The cosmos is full of strange things, like planets made of diamond, mysterious radio bursts and quasars that shine with the light of 600 trillion Suns. Now astronomers have spotted a bizarre star that may prove to be one of the rarest objects ever, with maybe as few as five or six of them in the galaxy.
The object in question is known as J005311, located in the constellation Cassiopeia about 10,000 light-years from Earth. Found in images from the Wide-field Infrared Survey Explorer (WISE) satellite, J005311 is a bright star nestled inside a gas nebula, which seems to be emitting only infrared radiation and no visible light. That's quite a strange combination, which prompted the team to look into its origins.
By analyzing the spectrum of the radiation coming off the nebula and the star, the team found that the object is even weirder than it appears. It has no hydrogen nor helium, and the star in the center is some 40,000 times brighter than the Sun. Stranger still, it was producing an incredibly strong stellar wind – a zippy 16,000 km (10,000 mi) per second. For reference, the fastest stellar winds coming off hot, huge stars usually top out at about 2,000 km (1,200 mi) per second.

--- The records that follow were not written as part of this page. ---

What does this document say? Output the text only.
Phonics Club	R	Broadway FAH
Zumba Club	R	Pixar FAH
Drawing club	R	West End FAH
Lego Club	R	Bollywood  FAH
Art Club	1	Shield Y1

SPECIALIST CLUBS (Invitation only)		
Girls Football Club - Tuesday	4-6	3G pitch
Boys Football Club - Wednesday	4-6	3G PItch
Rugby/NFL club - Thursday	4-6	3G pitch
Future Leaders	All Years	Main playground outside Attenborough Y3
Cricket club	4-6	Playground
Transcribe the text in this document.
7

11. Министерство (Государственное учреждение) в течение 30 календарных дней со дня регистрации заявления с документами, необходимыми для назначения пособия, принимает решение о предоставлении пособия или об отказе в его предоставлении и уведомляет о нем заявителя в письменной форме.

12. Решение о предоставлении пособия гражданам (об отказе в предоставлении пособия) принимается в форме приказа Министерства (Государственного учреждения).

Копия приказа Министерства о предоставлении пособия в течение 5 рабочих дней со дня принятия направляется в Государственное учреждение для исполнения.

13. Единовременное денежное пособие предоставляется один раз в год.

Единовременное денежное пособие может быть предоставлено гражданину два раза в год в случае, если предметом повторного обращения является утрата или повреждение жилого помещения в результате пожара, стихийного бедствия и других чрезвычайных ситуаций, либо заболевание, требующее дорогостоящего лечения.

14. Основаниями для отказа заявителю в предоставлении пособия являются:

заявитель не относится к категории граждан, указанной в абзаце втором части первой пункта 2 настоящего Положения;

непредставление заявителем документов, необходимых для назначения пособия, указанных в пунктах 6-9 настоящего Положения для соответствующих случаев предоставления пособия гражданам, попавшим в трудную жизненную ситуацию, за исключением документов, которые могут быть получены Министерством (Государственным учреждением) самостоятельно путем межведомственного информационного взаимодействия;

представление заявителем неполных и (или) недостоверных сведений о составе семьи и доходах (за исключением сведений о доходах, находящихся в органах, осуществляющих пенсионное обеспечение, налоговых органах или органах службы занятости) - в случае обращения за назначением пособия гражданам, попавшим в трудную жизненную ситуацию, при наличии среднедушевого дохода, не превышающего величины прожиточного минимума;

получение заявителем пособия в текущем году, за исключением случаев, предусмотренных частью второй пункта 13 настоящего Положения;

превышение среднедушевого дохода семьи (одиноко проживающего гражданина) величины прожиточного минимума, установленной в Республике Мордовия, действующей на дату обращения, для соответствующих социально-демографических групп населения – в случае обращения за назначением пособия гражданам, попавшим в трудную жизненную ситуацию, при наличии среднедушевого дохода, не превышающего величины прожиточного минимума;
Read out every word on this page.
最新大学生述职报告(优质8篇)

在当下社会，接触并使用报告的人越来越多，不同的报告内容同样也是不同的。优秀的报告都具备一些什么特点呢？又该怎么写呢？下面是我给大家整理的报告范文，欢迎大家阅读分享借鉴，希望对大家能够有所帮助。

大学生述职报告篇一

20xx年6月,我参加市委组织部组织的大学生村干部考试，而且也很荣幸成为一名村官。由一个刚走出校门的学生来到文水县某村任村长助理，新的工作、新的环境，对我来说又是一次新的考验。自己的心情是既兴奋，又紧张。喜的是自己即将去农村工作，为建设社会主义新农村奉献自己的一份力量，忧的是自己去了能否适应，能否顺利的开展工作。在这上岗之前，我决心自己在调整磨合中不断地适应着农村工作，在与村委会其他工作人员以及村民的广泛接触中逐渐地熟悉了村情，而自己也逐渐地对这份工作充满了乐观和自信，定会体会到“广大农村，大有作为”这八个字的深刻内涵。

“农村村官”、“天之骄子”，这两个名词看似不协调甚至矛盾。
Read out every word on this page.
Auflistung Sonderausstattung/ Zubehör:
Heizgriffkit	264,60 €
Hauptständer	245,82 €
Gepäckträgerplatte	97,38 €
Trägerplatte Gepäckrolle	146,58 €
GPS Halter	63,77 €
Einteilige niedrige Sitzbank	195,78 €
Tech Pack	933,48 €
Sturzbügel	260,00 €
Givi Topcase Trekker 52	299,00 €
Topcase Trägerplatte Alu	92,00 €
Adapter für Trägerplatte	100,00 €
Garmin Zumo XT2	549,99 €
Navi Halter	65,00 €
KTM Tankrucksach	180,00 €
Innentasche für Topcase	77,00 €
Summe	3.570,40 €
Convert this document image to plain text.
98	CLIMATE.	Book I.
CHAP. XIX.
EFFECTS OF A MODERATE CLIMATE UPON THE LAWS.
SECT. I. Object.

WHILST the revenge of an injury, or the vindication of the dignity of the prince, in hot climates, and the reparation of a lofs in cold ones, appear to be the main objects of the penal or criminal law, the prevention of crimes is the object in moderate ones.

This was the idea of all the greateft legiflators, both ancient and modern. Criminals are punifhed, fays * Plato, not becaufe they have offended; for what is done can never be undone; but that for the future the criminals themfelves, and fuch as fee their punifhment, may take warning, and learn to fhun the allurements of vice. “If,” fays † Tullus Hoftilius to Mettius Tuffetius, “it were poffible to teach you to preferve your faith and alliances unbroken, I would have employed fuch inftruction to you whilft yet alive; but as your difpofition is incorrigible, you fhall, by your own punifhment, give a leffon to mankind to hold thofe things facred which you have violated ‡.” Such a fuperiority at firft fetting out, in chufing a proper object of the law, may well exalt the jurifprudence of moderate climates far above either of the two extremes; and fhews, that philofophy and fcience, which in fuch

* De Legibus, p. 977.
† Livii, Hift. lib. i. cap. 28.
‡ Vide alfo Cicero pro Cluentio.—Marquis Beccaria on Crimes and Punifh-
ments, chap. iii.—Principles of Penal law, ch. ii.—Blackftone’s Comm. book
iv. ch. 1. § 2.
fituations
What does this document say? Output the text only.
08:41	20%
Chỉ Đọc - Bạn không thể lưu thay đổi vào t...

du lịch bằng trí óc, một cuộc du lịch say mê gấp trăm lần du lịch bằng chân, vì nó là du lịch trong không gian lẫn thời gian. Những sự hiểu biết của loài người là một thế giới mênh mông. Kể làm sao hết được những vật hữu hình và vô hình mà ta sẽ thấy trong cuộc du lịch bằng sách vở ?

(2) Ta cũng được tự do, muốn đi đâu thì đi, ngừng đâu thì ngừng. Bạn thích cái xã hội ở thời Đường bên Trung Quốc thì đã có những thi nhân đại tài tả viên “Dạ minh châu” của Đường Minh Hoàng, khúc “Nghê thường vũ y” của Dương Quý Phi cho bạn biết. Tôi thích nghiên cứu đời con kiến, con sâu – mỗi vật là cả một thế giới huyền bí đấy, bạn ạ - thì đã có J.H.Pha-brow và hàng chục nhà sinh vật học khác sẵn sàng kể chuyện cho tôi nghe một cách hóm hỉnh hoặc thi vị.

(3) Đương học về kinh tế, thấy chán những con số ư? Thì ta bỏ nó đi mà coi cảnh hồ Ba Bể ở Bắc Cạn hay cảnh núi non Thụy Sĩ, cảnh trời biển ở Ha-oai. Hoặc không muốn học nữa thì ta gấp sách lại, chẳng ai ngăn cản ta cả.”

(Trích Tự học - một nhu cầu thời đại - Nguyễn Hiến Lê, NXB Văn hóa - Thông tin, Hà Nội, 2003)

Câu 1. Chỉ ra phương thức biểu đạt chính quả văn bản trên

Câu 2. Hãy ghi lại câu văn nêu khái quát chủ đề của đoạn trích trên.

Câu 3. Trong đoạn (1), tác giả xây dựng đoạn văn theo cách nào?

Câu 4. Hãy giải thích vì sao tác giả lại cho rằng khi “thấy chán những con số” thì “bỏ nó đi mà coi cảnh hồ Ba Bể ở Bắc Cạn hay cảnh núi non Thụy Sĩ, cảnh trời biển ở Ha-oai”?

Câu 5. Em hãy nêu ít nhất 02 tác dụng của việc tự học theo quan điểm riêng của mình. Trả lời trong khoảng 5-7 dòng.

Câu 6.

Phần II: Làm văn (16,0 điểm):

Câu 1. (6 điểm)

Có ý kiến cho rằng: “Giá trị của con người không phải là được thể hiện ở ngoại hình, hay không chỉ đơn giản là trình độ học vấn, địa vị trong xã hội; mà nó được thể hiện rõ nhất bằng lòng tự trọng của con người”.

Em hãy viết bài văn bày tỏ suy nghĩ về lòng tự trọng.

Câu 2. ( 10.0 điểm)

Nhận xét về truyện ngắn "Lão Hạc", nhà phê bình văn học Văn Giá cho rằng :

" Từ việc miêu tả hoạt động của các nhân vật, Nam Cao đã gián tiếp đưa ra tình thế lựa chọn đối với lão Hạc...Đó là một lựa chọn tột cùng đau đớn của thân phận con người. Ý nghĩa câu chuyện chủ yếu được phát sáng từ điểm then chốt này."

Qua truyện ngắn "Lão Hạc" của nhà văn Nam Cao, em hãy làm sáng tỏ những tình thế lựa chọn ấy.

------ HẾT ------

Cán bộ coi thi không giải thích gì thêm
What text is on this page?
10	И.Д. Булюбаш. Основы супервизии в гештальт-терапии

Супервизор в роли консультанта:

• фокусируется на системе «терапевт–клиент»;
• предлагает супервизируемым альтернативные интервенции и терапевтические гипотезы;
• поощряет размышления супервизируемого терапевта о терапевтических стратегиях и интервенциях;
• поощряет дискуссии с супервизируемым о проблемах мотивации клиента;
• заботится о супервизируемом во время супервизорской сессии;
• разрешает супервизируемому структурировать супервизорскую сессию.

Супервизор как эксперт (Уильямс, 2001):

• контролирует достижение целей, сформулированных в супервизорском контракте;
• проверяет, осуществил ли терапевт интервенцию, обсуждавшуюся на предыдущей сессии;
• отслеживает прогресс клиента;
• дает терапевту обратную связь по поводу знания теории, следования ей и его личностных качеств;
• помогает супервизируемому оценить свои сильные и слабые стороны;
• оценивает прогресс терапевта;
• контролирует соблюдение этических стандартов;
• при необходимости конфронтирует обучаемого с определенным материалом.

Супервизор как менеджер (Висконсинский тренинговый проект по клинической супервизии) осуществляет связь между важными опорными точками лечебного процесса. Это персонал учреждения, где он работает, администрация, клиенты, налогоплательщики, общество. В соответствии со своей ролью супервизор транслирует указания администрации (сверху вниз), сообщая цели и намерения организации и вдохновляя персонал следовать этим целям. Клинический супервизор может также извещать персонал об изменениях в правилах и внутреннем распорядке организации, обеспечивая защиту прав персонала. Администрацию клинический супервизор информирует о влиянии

The most likely explanation for all this weirdness is that J005311 is the result of two long-dead stars that merged and reignited. These stars would have been born very Sun-like, but then shrunk and cooled into white dwarfs after they'd burned off all their hydrogen and helium. Only then would they have merged into one white dwarf, which then boosts their mass high enough to kick-start the stellar furnace again, this time fusing heavier elements.
This merged white dwarf accounts for the lack of hydrogen and helium, and the extreme brightness. As for the high-speed winds, it's believed that merged white dwarfs have very strong rotating magnetic fields, which would act like a turbine that accelerates the wind.
But perhaps the most intriguing thing about this object is that it defied the odds to be born in the first place.
"Such an event is extremely rare," says Götz Gräfener, corresponding author of the study. "There are probably not even half a dozen such objects in the Milky Way, and we have discovered one of them."
It turns out that J005311 might not just be rare in space – it's rare in time. The team believes that the two white dwarfs collided only a few thousand years ago – the blink of an eye, cosmically-speaking – and the resulting star probably only has that long left to live. Once it fuses the remaining elements into iron, it will collapse under its own gravity. This will be accompanied by a supernova explosion and leave a neutron star behind at its core.
The research was published in the journal Nature.